Usage of the Bailout Funds
The
bond-swapping process for private bondholders, expected to take 3 days, will
start on 8th March. This means that the 14.4 billion bond-repayment, due on March 20th,
will be restructured and Greece will avoid a chaotic default. While a vast
majority of the bailout money will be used to finance the bond-swap, some 30 billion will be needed for “sweeteners” to convince private bondholders to sign-up. The
remaining funds will be used to cover the budget deficit, recapitalize Greek banks,
and finance a bond-buyback. At the end, almost nothing will be left to actually
stimulate the Greek economy.
Growth in Austerity
The
highlight of the bailout is the demand for austerity from Greece. While it may
sound only fair that the Greek Government tightens up its purse strings, it may
not exactly be the best approach as it could well lead to a downward debt
spiral. Some of the features of the austerity package include a 22% reduction in minimum wage, another round of pension
cuts, and 15,000 public-sector job cuts. Mr. Venilezos called these
demands “unrealistic” and “farcical” before giving in. Spending
cuts are also demanded are in the sectors of defense and healthcare, and to
scrap the habit of paying “holiday bonus”.

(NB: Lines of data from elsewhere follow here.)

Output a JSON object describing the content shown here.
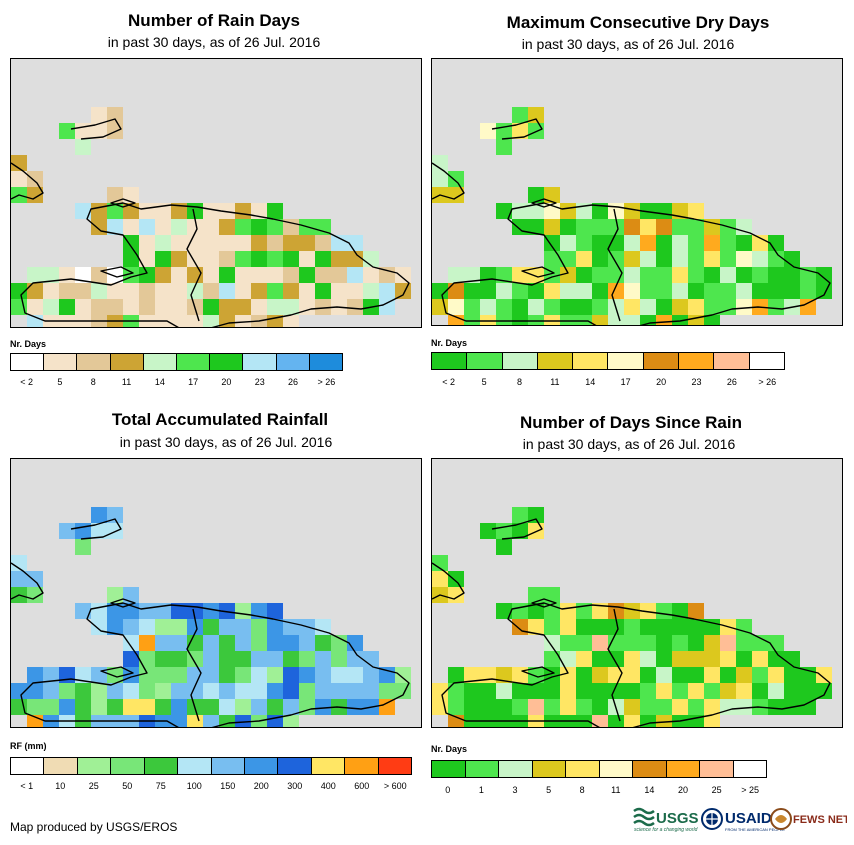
{
  "panels": [
    {
      "title": "Number of Rain Days",
      "subtitle": "in past 30 days, as of 26 Jul. 2016",
      "legend_label": "Nr. Days",
      "legend_colors": [
        "#ffffff",
        "#f5e3c9",
        "#e3c898",
        "#cda434",
        "#c8f5c8",
        "#4ee64e",
        "#1ec81e",
        "#b4e6f5",
        "#64b4f0",
        "#1e8cdc"
      ],
      "tick_labels": [
        "< 2",
        "5",
        "8",
        "11",
        "14",
        "17",
        "20",
        "23",
        "26",
        "> 26"
      ],
      "fill_colors": [
        "#f5e3c9",
        "#e3c898",
        "#cda434",
        "#4ee64e",
        "#1ec81e",
        "#c8f5c8",
        "#b4e6f5",
        "#ffffff"
      ],
      "fill_weights": [
        30,
        20,
        15,
        12,
        12,
        6,
        4,
        1
      ]
    },
    {
      "title": "Maximum Consecutive Dry Days",
      "subtitle": "in past 30 days, as of 26 Jul. 2016",
      "legend_label": "Nr. Days",
      "legend_colors": [
        "#1ec81e",
        "#4ee64e",
        "#c8f5c8",
        "#dcc81e",
        "#ffe664",
        "#fffac8",
        "#dc8c14",
        "#ffaa1e",
        "#ffbe96",
        "#ffffff"
      ],
      "tick_labels": [
        "< 2",
        "5",
        "8",
        "11",
        "14",
        "17",
        "20",
        "23",
        "26",
        "> 26"
      ],
      "fill_colors": [
        "#1ec81e",
        "#4ee64e",
        "#c8f5c8",
        "#dcc81e",
        "#ffe664",
        "#fffac8",
        "#dc8c14",
        "#ffaa1e"
      ],
      "fill_weights": [
        25,
        25,
        15,
        14,
        9,
        6,
        3,
        3
      ]
    },
    {
      "title": "Total Accumulated Rainfall",
      "subtitle": "in past 30 days, as of 26 Jul. 2016",
      "legend_label": "RF (mm)",
      "legend_colors": [
        "#ffffff",
        "#f0dcb4",
        "#a0f096",
        "#78e678",
        "#3cc83c",
        "#b4e6f5",
        "#78bef0",
        "#3c96e6",
        "#1e64dc",
        "#ffe664",
        "#ffa014",
        "#ff3c14"
      ],
      "tick_labels": [
        "< 1",
        "10",
        "25",
        "50",
        "75",
        "100",
        "150",
        "200",
        "300",
        "400",
        "600",
        "> 600"
      ],
      "fill_colors": [
        "#78bef0",
        "#3c96e6",
        "#b4e6f5",
        "#78e678",
        "#3cc83c",
        "#a0f096",
        "#1e64dc",
        "#ffe664",
        "#ffa014"
      ],
      "fill_weights": [
        25,
        20,
        15,
        12,
        10,
        8,
        6,
        2,
        2
      ]
    },
    {
      "title": "Number of Days Since Rain",
      "subtitle": "in past 30 days, as of 26 Jul. 2016",
      "legend_label": "Nr. Days",
      "legend_colors": [
        "#1ec81e",
        "#4ee64e",
        "#c8f5c8",
        "#dcc81e",
        "#ffe664",
        "#fffac8",
        "#dc8c14",
        "#ffaa1e",
        "#ffbe96",
        "#ffffff"
      ],
      "tick_labels": [
        "0",
        "1",
        "3",
        "5",
        "8",
        "11",
        "14",
        "20",
        "25",
        "> 25"
      ],
      "fill_colors": [
        "#1ec81e",
        "#4ee64e",
        "#ffe664",
        "#dcc81e",
        "#c8f5c8",
        "#ffbe96",
        "#dc8c14"
      ],
      "fill_weights": [
        40,
        25,
        15,
        10,
        5,
        3,
        2
      ]
    }
  ],
  "credit": "Map produced by USGS/EROS",
  "logos": {
    "usgs": "USGS",
    "usgs_tagline": "science for a changing world",
    "usaid": "USAID",
    "usaid_tagline": "FROM THE AMERICAN PEOPLE",
    "fewsnet": "FEWS NET"
  }
}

All in all, Greece has been asked to make further cuts in Government spending
of 1.5% of GDP. Furthermore, from 2013 Greece is supposed to sustain “primary” budget surpluses (i.e. excluding interest payments). To do
this, the government has been considering privatization of national assets such
as land, utitilities, ports, mines, etc.
German
finance minister Wolfgang Schäuble suggested that the Greek elections be
postponed and a small technocratic government be set up like Italy’s for the
next two years to carry out reforms. But the Greeks have now grown resentful of
what they regard as German high-headedness.
In
such an environment of social upheaval, political uncertainty, insufficient capital,
it is not hard to see why Greece has been Eurozone’s most troublesome child; couple
that with Eurozone’s out of sync monetary policy, and lack of fiscal unity, and
what you get is a system designed to collapse under its own weight. Many
economists doubt that Greece will ever be able to pay off even a reduced debt
burden, and hint that the bailout has only pushed the can down the road, and
Greece will eventually default. After all a return to economic growth could take
well over a decade. Little wonder that rating agencies have downgraded Greece and several other Eurozone economies. Yields on Greek bonds have been above 30%, compared to less than 3% on German bonds. However, Considering that Germany has the highest exposure to Greek debt after France, they find themselves stuck in a Catch-22 situation.